Rebaked: Inborn Errors of Metabolism presenting in the ED

Often our job requires us to consider the presence of needles of significant illness in the haystack of nonspecific symptoms. With the help of our favorite geneticist, Dr. Liz Baker, we will dive into the haystack headfirst and find those needles. Hopefully, without getting poked. Let’s consider Inborn Errors of Metabolism Presenting in the ED:

Inborn Errors of Metabolism: Basics

Common Presentations, Uncommon Kiddos
  • For the child with lethargy, vomiting, acidosis, hypoglycemia, organomegaly, or cardiopulmonary arrest remember to consider Inborn Errors of Metabolism (IEM) on your DDx.
  • To keep things simple, IEM is characterized by the inability to break down macromolecules (fatty acids, carbohydrates, and proteins) or store energy (glycogen).
  • Timing of Presentation / Diagnosis:
    • For severe forms of IEM will present in the first few days of life—before the newborn screen is back!
    • For moderate forms of IEM, those who cannot efficiently use macromolecules to make energy, will present with failure to thrive and developmental delay in infancy and early childhood
    • For milder forms of IEM, children can compensate until the body is under stress and may recover after stress (leading to delayed diagnosis). 
  • Common catabolic riggers include:
  • Many important IEM are included in the Newborn Screen.
    • Newborn screening (NBS) is a state-based public health program in the United States.
    • Each state creates their own screen, and may differ substantially between states.
    • Find out what your state includes here.
Kid with Known diagnosis?
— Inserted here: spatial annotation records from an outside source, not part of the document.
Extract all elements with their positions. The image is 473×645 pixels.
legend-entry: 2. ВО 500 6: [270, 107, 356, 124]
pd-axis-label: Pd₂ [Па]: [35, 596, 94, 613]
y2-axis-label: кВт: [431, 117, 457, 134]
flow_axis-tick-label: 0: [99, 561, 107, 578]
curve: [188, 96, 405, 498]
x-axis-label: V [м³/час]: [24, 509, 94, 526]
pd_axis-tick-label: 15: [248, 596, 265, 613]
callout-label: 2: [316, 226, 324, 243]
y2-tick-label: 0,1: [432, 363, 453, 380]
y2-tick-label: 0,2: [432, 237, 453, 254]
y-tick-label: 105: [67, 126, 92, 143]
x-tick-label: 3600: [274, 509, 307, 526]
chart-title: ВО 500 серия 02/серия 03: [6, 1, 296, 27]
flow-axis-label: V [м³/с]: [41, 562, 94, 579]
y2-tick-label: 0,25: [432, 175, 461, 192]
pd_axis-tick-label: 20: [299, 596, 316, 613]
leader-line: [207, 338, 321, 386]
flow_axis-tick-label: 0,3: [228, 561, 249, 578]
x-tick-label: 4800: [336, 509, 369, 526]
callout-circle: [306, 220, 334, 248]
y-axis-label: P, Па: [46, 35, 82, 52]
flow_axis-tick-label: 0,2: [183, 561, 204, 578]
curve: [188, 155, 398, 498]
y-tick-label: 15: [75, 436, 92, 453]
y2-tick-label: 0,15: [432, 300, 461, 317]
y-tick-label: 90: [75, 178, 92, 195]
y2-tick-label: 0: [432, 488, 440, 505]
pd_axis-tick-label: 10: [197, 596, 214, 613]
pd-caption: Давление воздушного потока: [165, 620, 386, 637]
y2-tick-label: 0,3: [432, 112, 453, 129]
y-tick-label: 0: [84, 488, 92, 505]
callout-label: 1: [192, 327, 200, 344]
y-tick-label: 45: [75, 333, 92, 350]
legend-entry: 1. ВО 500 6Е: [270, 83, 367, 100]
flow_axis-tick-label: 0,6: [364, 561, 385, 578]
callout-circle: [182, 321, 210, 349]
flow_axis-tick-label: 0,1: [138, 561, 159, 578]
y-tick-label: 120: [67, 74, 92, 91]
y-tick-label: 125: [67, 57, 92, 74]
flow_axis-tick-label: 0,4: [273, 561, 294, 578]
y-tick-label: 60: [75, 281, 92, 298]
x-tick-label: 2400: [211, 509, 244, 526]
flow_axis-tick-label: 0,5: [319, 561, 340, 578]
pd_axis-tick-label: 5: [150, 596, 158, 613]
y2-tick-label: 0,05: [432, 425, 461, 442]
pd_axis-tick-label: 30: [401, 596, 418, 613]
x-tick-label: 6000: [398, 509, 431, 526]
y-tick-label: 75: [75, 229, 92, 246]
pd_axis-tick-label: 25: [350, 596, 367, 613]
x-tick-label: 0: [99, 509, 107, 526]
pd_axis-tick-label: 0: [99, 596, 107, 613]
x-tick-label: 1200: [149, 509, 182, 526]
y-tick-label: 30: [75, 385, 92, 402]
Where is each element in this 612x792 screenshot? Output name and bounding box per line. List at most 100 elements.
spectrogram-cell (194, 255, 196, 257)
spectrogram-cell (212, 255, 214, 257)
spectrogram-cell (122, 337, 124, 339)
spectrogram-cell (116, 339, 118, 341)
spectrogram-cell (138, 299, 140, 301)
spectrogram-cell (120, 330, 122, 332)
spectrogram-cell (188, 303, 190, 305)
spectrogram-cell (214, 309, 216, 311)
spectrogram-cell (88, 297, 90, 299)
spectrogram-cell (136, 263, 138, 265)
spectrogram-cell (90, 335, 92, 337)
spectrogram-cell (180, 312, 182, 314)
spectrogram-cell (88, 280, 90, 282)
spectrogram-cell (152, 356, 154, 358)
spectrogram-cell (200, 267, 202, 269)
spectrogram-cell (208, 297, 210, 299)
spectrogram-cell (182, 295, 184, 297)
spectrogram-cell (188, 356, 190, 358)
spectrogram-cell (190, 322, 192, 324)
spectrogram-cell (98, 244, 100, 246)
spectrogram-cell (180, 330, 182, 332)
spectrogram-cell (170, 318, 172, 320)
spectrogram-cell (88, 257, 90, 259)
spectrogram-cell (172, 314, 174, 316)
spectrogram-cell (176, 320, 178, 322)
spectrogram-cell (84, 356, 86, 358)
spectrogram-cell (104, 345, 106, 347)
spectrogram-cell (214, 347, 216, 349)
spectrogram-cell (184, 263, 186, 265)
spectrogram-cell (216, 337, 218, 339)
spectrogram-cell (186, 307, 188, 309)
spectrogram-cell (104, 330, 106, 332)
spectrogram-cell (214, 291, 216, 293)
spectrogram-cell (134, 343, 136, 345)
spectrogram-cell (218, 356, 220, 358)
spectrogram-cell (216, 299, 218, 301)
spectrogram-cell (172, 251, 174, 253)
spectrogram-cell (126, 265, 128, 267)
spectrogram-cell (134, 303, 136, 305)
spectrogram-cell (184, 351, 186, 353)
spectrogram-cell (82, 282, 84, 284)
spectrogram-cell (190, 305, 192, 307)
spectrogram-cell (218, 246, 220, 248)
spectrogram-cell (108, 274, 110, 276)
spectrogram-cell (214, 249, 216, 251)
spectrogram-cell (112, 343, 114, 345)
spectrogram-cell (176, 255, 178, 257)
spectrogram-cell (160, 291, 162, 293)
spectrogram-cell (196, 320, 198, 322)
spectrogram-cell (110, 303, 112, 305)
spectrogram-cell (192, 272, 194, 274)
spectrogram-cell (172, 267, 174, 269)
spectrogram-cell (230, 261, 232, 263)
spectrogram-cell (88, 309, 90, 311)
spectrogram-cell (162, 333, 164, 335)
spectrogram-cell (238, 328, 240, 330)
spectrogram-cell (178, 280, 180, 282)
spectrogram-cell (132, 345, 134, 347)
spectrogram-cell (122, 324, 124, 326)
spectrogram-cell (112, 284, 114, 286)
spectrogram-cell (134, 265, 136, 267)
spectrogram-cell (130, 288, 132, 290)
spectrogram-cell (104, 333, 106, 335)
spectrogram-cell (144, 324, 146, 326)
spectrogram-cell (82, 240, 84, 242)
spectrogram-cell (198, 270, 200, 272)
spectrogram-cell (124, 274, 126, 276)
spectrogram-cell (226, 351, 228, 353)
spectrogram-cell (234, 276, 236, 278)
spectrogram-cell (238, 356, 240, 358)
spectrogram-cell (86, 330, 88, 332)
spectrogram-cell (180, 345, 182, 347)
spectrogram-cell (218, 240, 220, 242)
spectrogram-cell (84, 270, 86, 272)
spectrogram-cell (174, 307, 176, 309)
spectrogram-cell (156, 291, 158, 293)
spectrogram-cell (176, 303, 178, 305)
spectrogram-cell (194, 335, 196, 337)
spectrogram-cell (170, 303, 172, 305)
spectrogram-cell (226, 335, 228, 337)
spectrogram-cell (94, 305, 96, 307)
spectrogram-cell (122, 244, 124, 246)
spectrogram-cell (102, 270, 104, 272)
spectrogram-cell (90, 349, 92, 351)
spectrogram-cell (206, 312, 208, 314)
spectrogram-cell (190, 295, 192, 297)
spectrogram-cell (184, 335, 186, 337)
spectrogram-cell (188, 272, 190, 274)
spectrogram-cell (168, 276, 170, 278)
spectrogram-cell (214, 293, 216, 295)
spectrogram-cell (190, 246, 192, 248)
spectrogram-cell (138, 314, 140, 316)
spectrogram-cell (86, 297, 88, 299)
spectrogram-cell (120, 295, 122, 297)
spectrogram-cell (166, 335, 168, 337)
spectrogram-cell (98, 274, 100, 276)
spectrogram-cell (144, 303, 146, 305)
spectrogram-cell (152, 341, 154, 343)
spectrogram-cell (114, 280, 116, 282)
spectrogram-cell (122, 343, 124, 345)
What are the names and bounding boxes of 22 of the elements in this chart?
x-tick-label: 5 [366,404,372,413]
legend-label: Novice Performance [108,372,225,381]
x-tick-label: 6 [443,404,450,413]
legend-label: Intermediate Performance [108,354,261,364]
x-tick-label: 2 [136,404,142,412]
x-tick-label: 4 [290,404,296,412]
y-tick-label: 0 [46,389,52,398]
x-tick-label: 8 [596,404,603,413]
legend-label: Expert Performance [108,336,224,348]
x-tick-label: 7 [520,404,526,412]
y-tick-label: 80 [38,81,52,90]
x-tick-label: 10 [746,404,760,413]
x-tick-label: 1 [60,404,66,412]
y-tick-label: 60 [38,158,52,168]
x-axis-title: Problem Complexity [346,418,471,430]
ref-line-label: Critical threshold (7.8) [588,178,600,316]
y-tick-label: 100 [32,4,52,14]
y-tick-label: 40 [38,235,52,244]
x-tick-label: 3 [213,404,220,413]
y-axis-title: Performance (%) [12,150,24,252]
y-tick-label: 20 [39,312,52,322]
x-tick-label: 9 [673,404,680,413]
DO NOT WING IT!
  • If a child has a known IEM, it is not the time to be a cowgirl or cowboy. 
  • Ask for their emergency letter and/or review their last genetics office note. 
  • Each disorder has specific needs, require specific fluids, and specific medications to prevent them from spiraling i.e. some need L-carnitine supplementation

Inborn Errors of Metabolism: What to Do!

What to Order, In that Order
  • When a patient presents with a presentation concerning for a new onset metabolic crisis, it’s important to know what to do!
  • To assess how severe the metabolic crisis is, prioritize these labs
    • POC glucose
    • VBG
    • CMP
    • Urinalysis (UA)
    • Ammonia, free flowing
      • Sometimes, it is really challenging to perform blood draws in littles ones.
      • Nursing will frequently “milk” the line which can falsely elevate the ammonia.
      • It is important to have a free-flowing sample to get the most accurate ammonia level.
      • Don’t forget to send STAT on ICE.
Other helpful considerations:
  • Identify the catabolic trigger
    • Thorough history and exam (always important!)
    • CBC, Blood and Urine Cultures, and Respiratory Pathogen Panel (RPP)
  • Draw the extra blood. Your genetics and inpatient colleagues will thank you!
    • If the patient presents in metabolic crisis and the exact diagnosis is not known, ED providers can send additional labs to help expedite the work up by obtaining :
      • Plasma amino acids,
      • Acylcarnitine profile, and
      • Urine organic acids
  • Goal: we want to stop the metabolic crisis and convert anabolism 
  • Remember your ABCs and O MI Sugar for your critically ill kiddos
    • Airway 
    • Breathing
    • Circulation
    • Oxygen
    • Monitors
    • IV access
    • Sugar aka glucose
  • Send your labs STAT
  • Keep the patient NPO
  • If the child has an enzyme deficiency, toxic substrates could accumulate and worsen the metabolic crisis… STOP THE CYCLE
    • Dextrose containing fluids, preferably D10, at 1.5x maintenance 
    • Your patient needs a consistent source of substrate to make energy 
  • Our goal is to convert them from catabolism to anabolism 
  • Find the trigger
    • Perform a thorough history and physical
    • Rule out sepsis
  • Early consultation with a geneticist or tertiary children’s hospital
  • Admission is the default
    • Discharge planning should be discussed with the subspecialty team

Moral of the Morsel

  • Thank kid is sick! Then please put IEM on your differential for critically ill newborns and infants
  • Kids should be Sweet! Keep patients NPO and give dextrose containing fluids (not just a bolus of saline)!
  • Friends are helpful! Talk to the Sub-specialists! The patient’s sub-specialist will know if the patient has other specific factors that increase or decrease their risk.
  • Don’t trust them. Admission is the default. There may be an occasion when a patient is lower risk that the sub-specialist is comfortable treating as an outpatient, but realize they are not NO risk.


Applegarth  DAToone  JRLowry  RB.  Incidence of inborn errors of metabolism in British Columbia, 1969–1996.  Pediatrics.  2000;105:e10.

Inborn Errors of Metabolism: Becoming Ready for Rare. Samantha A. Schrier Vergano. Pediatr Rev (2022) 43 (7): 371–383.